You will need ping-pong several times per frame (five steps are mentioned in the article, but it seems that I remember that the exact number depends on the quality of the simulation you want and on your exact boundary conditions). Using FBOs is quite a bit more efficient than it was when it was written (the author mentions the use of the GeForce FX 5950, which was recently), so I would not worry about the overhead that he mentions in the article. Until you return the data back to the CPU, you should not find the cost of switching between texture and framebuffer too high.

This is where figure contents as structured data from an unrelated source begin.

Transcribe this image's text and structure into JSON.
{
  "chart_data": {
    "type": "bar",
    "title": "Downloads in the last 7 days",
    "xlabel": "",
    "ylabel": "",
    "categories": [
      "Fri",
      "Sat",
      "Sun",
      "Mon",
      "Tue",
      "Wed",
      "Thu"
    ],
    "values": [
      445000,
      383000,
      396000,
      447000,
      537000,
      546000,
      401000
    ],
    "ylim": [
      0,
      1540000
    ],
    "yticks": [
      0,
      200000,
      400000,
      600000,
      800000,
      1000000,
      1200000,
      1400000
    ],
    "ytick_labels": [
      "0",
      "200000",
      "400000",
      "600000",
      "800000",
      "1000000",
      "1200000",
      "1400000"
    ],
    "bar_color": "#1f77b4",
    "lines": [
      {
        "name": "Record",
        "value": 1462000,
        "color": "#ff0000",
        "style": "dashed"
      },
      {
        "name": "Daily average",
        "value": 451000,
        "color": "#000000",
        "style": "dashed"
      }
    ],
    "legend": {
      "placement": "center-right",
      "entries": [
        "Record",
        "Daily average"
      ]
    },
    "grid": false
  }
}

You will have some leakage if your borders are only pixel thick, but this may or may not be acceptable depending on how you do your results and the speed of your fluid. Deepening the boundaries can help, and there are documents that have been written since they explored various ways to limit fluid within the boundaries (I also recall several more effective diffusion / pressure solutions that you can check after the version works ... you will find interesting interesting results if you are looking for documents that provide an article on GPU gems for google Scientist ).

Addendum: I am not sure I fully understand your question about boundaries. The key is that you have to start the shader in every pixel of what you want to be a border, but it really doesn't matter how that pixel gets there, whether it is drawn by lines, dots or triangles (if it the inputs are correct).

In the most general case (which may not apply if you have only a limited number of boundary primitives), you probably have to draw a quadrant covering the framebuffer, since interactions with the velocity and pressure fields are more complex (any surrounding pixel can be a different border pixel , instead of having only certain edges). See Section 38.5.4 (Arbitrary Boundaries) for some explanation of how to do this. If something is not a border, you will not touch the vector field, and if so, instead of hard coding, what directions do you want to look to sum vector values, you will probably finish testing the surrounding pixels and only sum those that don’t are boundaries, so you can enforce boundary conditions.